Aydınus'un başı döndü
Hırs derseniz iki takımda da fazlasıyla mevcut. Tempodan söz etsek beklentilerin üzerinde, fazlasıyla var. O kadar ki hakem Fırat Aydınus'un başını döndürecek ve hatalı kararlar verdirecek kadar. Gerilimden bahsedersek tribünlerin iki kez ambulans çağırmasına neden olacak gelgitler var.
Karşılıklı atılan birbirinden güzel goller izledik, karşılıklı kaçırılan birbirinden komik gol pozisyonları seyrettik. Sevinçle, hüznü, gerilimle coşkuyu kısa aralıklarla yakından hissettik.
Sonunda söyleyeceğimi başta yazayım. Hem Samet Aybaba, hem Ertuğrul Sağlam, hem Beşiktaşlı hem de Bursasporlu oyuncular için bu maçın özeti hak edilmiş alkıştır. Kucak dolusu alkış... Türk futbolu son dönemde bu tempoda, bu kalitede ve taktik anlamda bu zenginlikte maç izlenmedi...
İzlerken bizim başımızı döndüren tempo ve pozisyon zenginliği hakem Fırat Aydınus'un da başını döndürdü. Böyle gel-gitlerle dolu maç olmasa tribünlerin eleştirilerine katılabilirdim. Fırat Aydınus'a "Niye; penaltı kararı sonrası Ferhat'ın Veli'ye tokatını, Almeida'nın N'Diaye'ye darbesini görmedin. Necip yerde yatarken Bursaspor'un atağını devam ettirirken tersine dönen atakta Beşiktaş'ın mutlak gol pozisyonunun hangi mantıkla kestin?" diyebilirdim.
Art niyet görmedim
Ancak Ferhat'ın Veli'yi arkadan etkisizleştiren hamlelerini görebilen ve penaltıyı verebilen Aydınus'un bu tercihlerinde ben art niyet görmüyorum.

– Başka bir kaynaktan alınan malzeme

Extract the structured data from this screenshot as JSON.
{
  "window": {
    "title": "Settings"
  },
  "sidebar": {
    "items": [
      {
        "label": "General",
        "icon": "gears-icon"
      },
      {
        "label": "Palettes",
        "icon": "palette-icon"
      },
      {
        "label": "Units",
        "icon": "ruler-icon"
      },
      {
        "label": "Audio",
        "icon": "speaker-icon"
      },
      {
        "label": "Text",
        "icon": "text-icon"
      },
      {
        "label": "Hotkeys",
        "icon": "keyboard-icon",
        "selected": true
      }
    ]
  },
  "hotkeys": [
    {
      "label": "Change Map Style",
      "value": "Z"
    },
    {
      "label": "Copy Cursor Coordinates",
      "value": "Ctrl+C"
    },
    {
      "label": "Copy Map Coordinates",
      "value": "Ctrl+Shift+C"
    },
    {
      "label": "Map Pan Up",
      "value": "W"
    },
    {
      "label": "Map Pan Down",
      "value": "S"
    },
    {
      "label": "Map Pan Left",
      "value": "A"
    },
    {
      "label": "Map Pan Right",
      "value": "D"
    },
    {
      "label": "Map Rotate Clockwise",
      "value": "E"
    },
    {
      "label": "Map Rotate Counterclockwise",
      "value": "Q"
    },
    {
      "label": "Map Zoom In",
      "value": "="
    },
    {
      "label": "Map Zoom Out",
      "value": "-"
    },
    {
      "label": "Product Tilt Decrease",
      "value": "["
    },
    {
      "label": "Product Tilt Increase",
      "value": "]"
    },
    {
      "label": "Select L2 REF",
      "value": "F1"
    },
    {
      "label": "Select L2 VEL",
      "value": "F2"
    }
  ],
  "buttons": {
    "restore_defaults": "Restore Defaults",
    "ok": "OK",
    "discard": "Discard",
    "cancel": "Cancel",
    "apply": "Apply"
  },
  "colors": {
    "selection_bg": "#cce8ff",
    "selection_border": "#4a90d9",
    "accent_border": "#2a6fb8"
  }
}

Aynı şekilde o açıdan bakarsak bu kadar güzellik içinde 2 metreden Olcay'ın, 6 metreden Ferhat'ın kaçırdığı golleri futbolun bir cilvesi olarak görüyorum.
Her şeye rağmen dün Dolmabahçe'den futbol adına memnuniyet ve alkışlarla ayrılıyorum.